L’argent du Qatar, c’est celui du gaz, donc par distance, c’est l’argent de nos factures d’électricité.

Ces affaires, complexes en apparence, partent finalement de tout en bas.Tout cela est le fruit de cet interventionnisme, que l’on finit tous par payer. L’argent du Qatar, c’est celui du gaz, donc par distance, c’est l’argent de nos factures d’électricité. Pour l’affaire actuelle, il y aura donc plusieurs points avec du civil, du pénal, du droit de l’Union européenne. On souhaite donc vraiment sortir l’ « arme lourde » , parce que ça fait plusieurs années qu’ils violent le droit. Quand vous avez des règles qui sont établies et que certains s’assoient dessus, parce qu’ils ont des méthodes qui leur permettent de le faire ou des soutiens politiques les y autorisant, cela crée des iniquités qui sont insupportables. Et ce n’est pas lié au PSG en tant que tel, car Paris n’est pas le seul. C’est lié à tout ce système laxiste.

Votre dossier sera suffisamment solide ?On a compris que pour réussir ce genre d’affaire, il fallait préparer des dossiers similaires et parallèles dans plusieurs autres domaines.
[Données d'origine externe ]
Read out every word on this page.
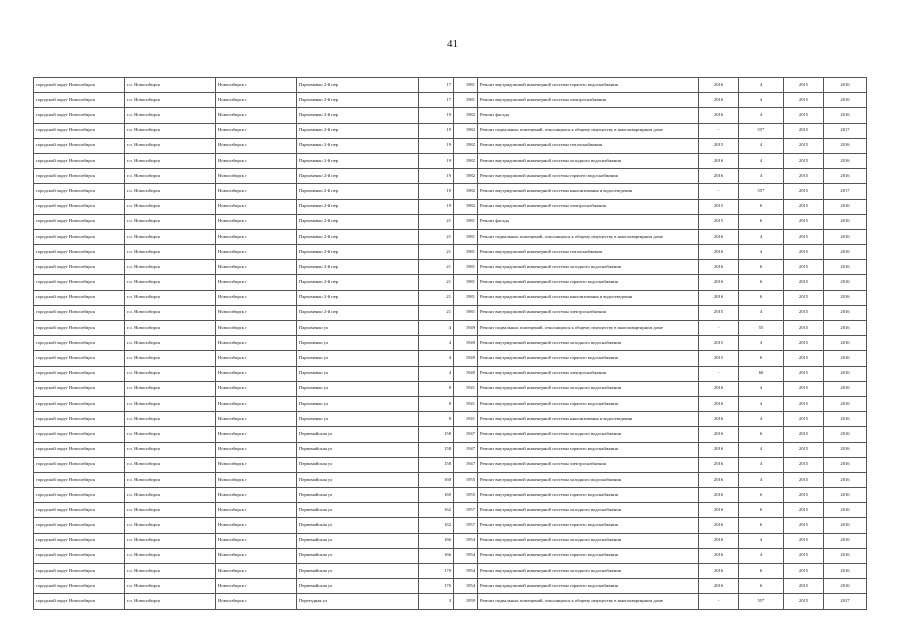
41
городской округ Новосибирск	г.о. Новосибирск	Новосибирск г	Пархоменко 2-й пер	17	1981	Ремонт внутридомовой инженерной системы горячего водоснабжения	2016	4	2015	2016
городской округ Новосибирск	г.о. Новосибирск	Новосибирск г	Пархоменко 2-й пер	17	1981	Ремонт внутридомовой инженерной системы электроснабжения	2016	4	2015	2016
городской округ Новосибирск	г.о. Новосибирск	Новосибирск г	Пархоменко 2-й пер	19	1982	Ремонт фасада	2016	4	2015	2016
городской округ Новосибирск	г.о. Новосибирск	Новосибирск г	Пархоменко 2-й пер	19	1982	Ремонт подвальных помещений, относящихся к общему имуществу в многоквартирном доме	-	55*	2015	2017
городской округ Новосибирск	г.о. Новосибирск	Новосибирск г	Пархоменко 2-й пер	19	1982	Ремонт внутридомовой инженерной системы теплоснабжения	2015	4	2015	2016
городской округ Новосибирск	г.о. Новосибирск	Новосибирск г	Пархоменко 2-й пер	19	1982	Ремонт внутридомовой инженерной системы холодного водоснабжения	2016	4	2015	2016
городской округ Новосибирск	г.о. Новосибирск	Новосибирск г	Пархоменко 2-й пер	19	1982	Ремонт внутридомовой инженерной системы горячего водоснабжения	2016	4	2015	2016
городской округ Новосибирск	г.о. Новосибирск	Новосибирск г	Пархоменко 2-й пер	19	1982	Ремонт внутридомовой инженерной системы канализования и водоотведения	-	55*	2015	2017
городской округ Новосибирск	г.о. Новосибирск	Новосибирск г	Пархоменко 2-й пер	19	1982	Ремонт внутридомовой инженерной системы электроснабжения	2015	6	2015	2016
городской округ Новосибирск	г.о. Новосибирск	Новосибирск г	Пархоменко 2-й пер	21	1981	Ремонт фасада	2015	6	2015	2016
городской округ Новосибирск	г.о. Новосибирск	Новосибирск г	Пархоменко 2-й пер	21	1981	Ремонт подвальных помещений, относящихся к общему имуществу в многоквартирном доме	2016	4	2015	2016
городской округ Новосибирск	г.о. Новосибирск	Новосибирск г	Пархоменко 2-й пер	21	1981	Ремонт внутридомовой инженерной системы теплоснабжения	2016	4	2015	2016
городской округ Новосибирск	г.о. Новосибирск	Новосибирск г	Пархоменко 2-й пер	21	1981	Ремонт внутридомовой инженерной системы холодного водоснабжения	2016	6	2015	2016
городской округ Новосибирск	г.о. Новосибирск	Новосибирск г	Пархоменко 2-й пер	21	1981	Ремонт внутридомовой инженерной системы горячего водоснабжения	2016	6	2015	2016
городской округ Новосибирск	г.о. Новосибирск	Новосибирск г	Пархоменко 2-й пер	21	1981	Ремонт внутридомовой инженерной системы канализования и водоотведения	2016	6	2015	2016
городской округ Новосибирск	г.о. Новосибирск	Новосибирск г	Пархоменко 2-й пер	21	1981	Ремонт внутридомовой инженерной системы электроснабжения	2015	4	2015	2016
городской округ Новосибирск	г.о. Новосибирск	Новосибирск г	Пархоменко ул	4	1949	Ремонт подвальных помещений, относящихся к общему имуществу в многоквартирном доме	-	55	2015	2016
городской округ Новосибирск	г.о. Новосибирск	Новосибирск г	Пархоменко ул	4	1949	Ремонт внутридомовой инженерной системы холодного водоснабжения	2015	4	2015	2016
городской округ Новосибирск	г.о. Новосибирск	Новосибирск г	Пархоменко ул	4	1949	Ремонт внутридомовой инженерной системы горячего водоснабжения	2015	6	2015	2016
городской округ Новосибирск	г.о. Новосибирск	Новосибирск г	Пархоменко ул	4	1949	Ремонт внутридомовой инженерной системы электроснабжения	-	60	2015	2016
городской округ Новосибирск	г.о. Новосибирск	Новосибирск г	Пархоменко ул	8	1941	Ремонт внутридомовой инженерной системы холодного водоснабжения	2016	4	2015	2016
городской округ Новосибирск	г.о. Новосибирск	Новосибирск г	Пархоменко ул	8	1941	Ремонт внутридомовой инженерной системы горячего водоснабжения	2016	4	2015	2016
городской округ Новосибирск	г.о. Новосибирск	Новосибирск г	Пархоменко ул	8	1941	Ремонт внутридомовой инженерной системы канализования и водоотведения	2016	4	2015	2016
городской округ Новосибирск	г.о. Новосибирск	Новосибирск г	Первомайская ул	158	1947	Ремонт внутридомовой инженерной системы холодного водоснабжения	2016	6	2015	2016
городской округ Новосибирск	г.о. Новосибирск	Новосибирск г	Первомайская ул	158	1947	Ремонт внутридомовой инженерной системы горячего водоснабжения	2016	4	2015	2016
городской округ Новосибирск	г.о. Новосибирск	Новосибирск г	Первомайская ул	158	1947	Ремонт внутридомовой инженерной системы электроснабжения	2016	4	2015	2016
городской округ Новосибирск	г.о. Новосибирск	Новосибирск г	Первомайская ул	160	1955	Ремонт внутридомовой инженерной системы холодного водоснабжения	2016	4	2015	2016
городской округ Новосибирск	г.о. Новосибирск	Новосибирск г	Первомайская ул	160	1955	Ремонт внутридомовой инженерной системы горячего водоснабжения	2016	6	2015	2016
городской округ Новосибирск	г.о. Новосибирск	Новосибирск г	Первомайская ул	162	1957	Ремонт внутридомовой инженерной системы холодного водоснабжения	2016	6	2015	2016
городской округ Новосибирск	г.о. Новосибирск	Новосибирск г	Первомайская ул	162	1957	Ремонт внутридомовой инженерной системы горячего водоснабжения	2016	6	2015	2016
городской округ Новосибирск	г.о. Новосибирск	Новосибирск г	Первомайская ул	166	1954	Ремонт внутридомовой инженерной системы холодного водоснабжения	2016	4	2015	2016
городской округ Новосибирск	г.о. Новосибирск	Новосибирск г	Первомайская ул	166	1954	Ремонт внутридомовой инженерной системы горячего водоснабжения	2016	4	2015	2016
городской округ Новосибирск	г.о. Новосибирск	Новосибирск г	Первомайская ул	170	1954	Ремонт внутридомовой инженерной системы холодного водоснабжения	2016	6	2015	2016
городской округ Новосибирск	г.о. Новосибирск	Новосибирск г	Первомайская ул	170	1954	Ремонт внутридомовой инженерной системы горячего водоснабжения	2016	6	2015	2016
городской округ Новосибирск	г.о. Новосибирск	Новосибирск г	Переездная ул	3	1959	Ремонт подвальных помещений, относящихся к общему имуществу в многоквартирном доме	-	55*	2015	2017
C’est donc pour cela que ce processus ne concernera pas seulement le fair-play financier. Pour ce qui est de cette thématique, LaLiga a effectivement déposé une plainte, l’UEFA a également déclaré vouloir vérifier les comptes des clubs concernés (comme l’annonceL’Équipe, l’Instance de contrôle financier des clubs (ICFC) a effectivement sondé le PSG quelques semaines auparavant. L’organisme souhaitait ainsi vérifier le bilan économique présenté par le club, qui avait perdu 224 millions d’euros lors de la saison 2020-2021 selon la DNCG, NDLR), et nous, nous appuierons dessus. À vrai dire, nous souhaitons aller au-delà de l’UEFA, pour toucher également la Commission européenne.

Dans le budget du PSG, il y a à peine deux ans, 60 millions d’euros partaient en commissions d’agents, pour seulement quelques transferts.
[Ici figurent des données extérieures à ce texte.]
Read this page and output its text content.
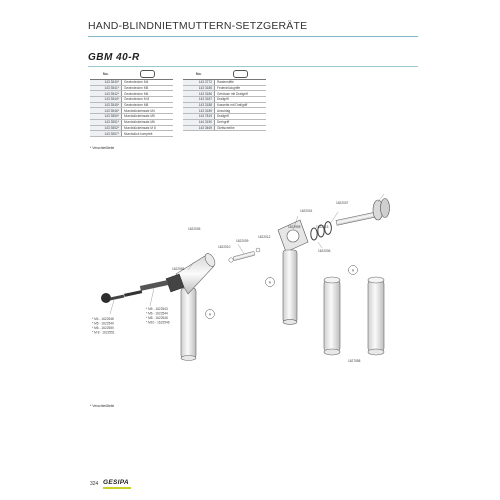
HAND-BLINDNIETMUTTERN-SETZGERÄTE
GBM 40-R
No.	
143 3540*	Gewindedorn M4
143 3541*	Gewindedorn M5
143 3542*	Gewindedorn M6
143 3544*	Gewindedorn M 8
143 3545*	Gewindedorn M8
143 3546*	Mundstückeinsatz M4
143 3550*	Mundstückeinsatz M5
143 3551*	Mundstückeinsatz M6
143 3552*	Mundstückeinsatz M 8
143 3557*	Mundstück komplett
No.	
143 3772	Rastenstifte
143 3185	Federdrückgriffe
143 3186	Gehäuse mit Drallgriff
143 3187	Drallgriff
143 3188	Kassette mit Drallgriff
143 3189	Anschlag
143 7819	Drallgriff
144 3190	Drehgriff
143 3469	Gleitscheibe
* Verschleißteile
A
A
A
1622007
1622001
1622015
1622999
1622006
1622012
1622009
1622010
1622005
1622555
1627558
* M5 - 1622543
* M6 - 1622544
* M8 - 1622545
* M10 - 1622546
* M4 - 1622548
* M5 - 1622549
* M6 - 1622550
* M 8 - 1622551
* Verschleißteile
324 GESIPA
Pourtant, rien n’empêche les dirigeants du PSG ou de Manchester City de pointer du doigt le Real Madrid, Liverpool et consort pour leur gestion tout aussi ambigüe.Non, il s’agit de fonctionnements différents. C’est vrai qu’il y a une généralisation de ces pratiques, avec de plus en plus de clubs dirigés par des oligarques ou des États. Il y a les Saoudiens à Newcastle, les fonds d’investissements étrangers en Italie ou même les Américains qui ont presque mis Nancy en faillite. Donc l’idée, ce n’est pas de cibler uniquement le Paris Saint-Germain, mais de remettre à plat tout un système qui est en train de foncer dans le mur. Dans le budget du PSG, il y a à peine deux ans, 60 millions d’euros partaient en commissions d’agents, pour seulement quelques transferts. Et cet exemple n’évoque que les chiffres officiels. Pour ce qui est des transactions officieuses, on entre dans une dimension délirante. Donc il faut faire revenir ces gens à la réalité, car là, ça échappe au commun des mortels.
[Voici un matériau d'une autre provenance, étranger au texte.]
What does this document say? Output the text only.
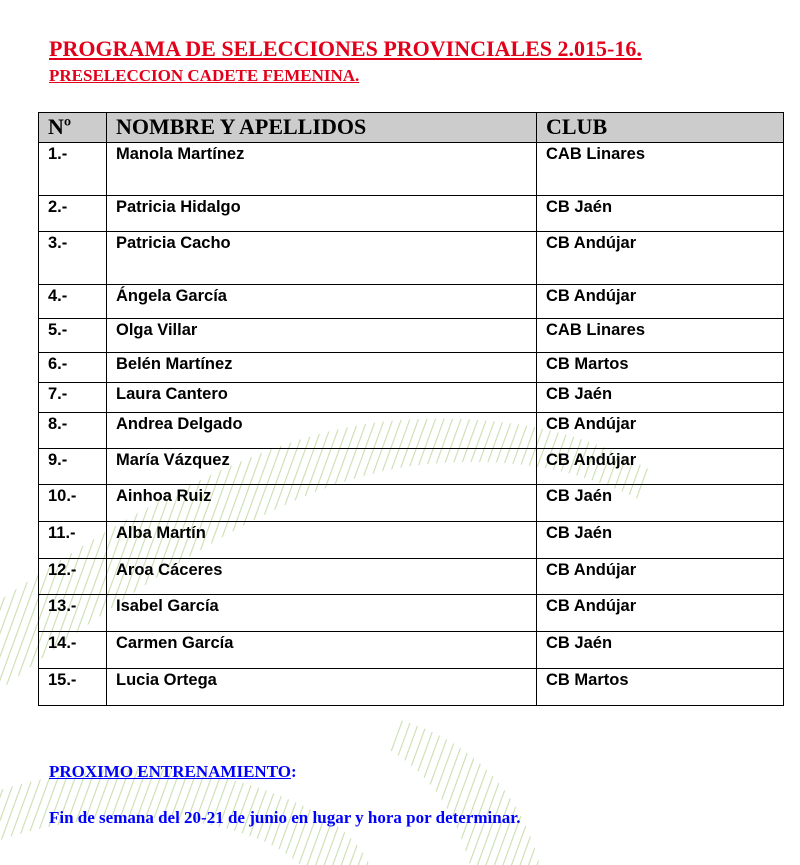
PROGRAMA DE SELECCIONES PROVINCIALES 2.015-16.
PRESELECCION CADETE FEMENINA.
Nº	NOMBRE Y APELLIDOS	CLUB
1.-	Manola Martínez	CAB Linares
2.-	Patricia Hidalgo	CB Jaén
3.-	Patricia Cacho	CB Andújar
4.-	Ángela García	CB Andújar
5.-	Olga Villar	CAB Linares
6.-	Belén Martínez	CB Martos
7.-	Laura Cantero	CB Jaén
8.-	Andrea Delgado	CB Andújar
9.-	María Vázquez	CB Andújar
10.-	Ainhoa Ruiz	CB Jaén
11.-	Alba Martín	CB Jaén
12.-	Aroa Cáceres	CB Andújar
13.-	Isabel García	CB Andújar
14.-	Carmen García	CB Jaén
15.-	Lucia Ortega	CB Martos

PROXIMO ENTRENAMIENTO:

Fin de semana del 20-21 de junio en lugar y hora por determinar.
Vous n’avez pas peur de vous heurter à un mur dépassant le simple cadre du droit économique ?Nous sommes résolument optimistes, car nous disposons d’éléments de droit nouveaux. Évidemment, le rapport de force est inégal, car nous faisons face à des institutions protégées économiquement et politiquement, mais c’est justement là que nous voulons tester les organismes que nous allons solliciter. Pour voir s’il sont capables de se détacher des réseaux d’influence qu’ils ont construits depuis près de quinze ans pour couvrir leurs abus.

Quelle serait la finalité de cette procédure ?La finalité, ce sera de créer un précédent pour les prochaines années. De fonder un nouveau système, voire d’étendre ce qui se fait déjà en Espagne. Avec des contrôles viables, qui ont permis d’assainir le football local. Malgré les difficultés rencontrées, par exemple par le FC Barcelone, on peut voir qu’en Espagne, il y a une nette amélioration de la situation par rapport à ce qu’il y avait ne serait-ce que dans les années 2010. Après, bien sûr que cela ne règlera pas tout, puisqu’on parle de « football-business » . Mais au moins sur l’aspect de l’équilibre financier, cela imposera la mise en place de critères stricts à l’avenir.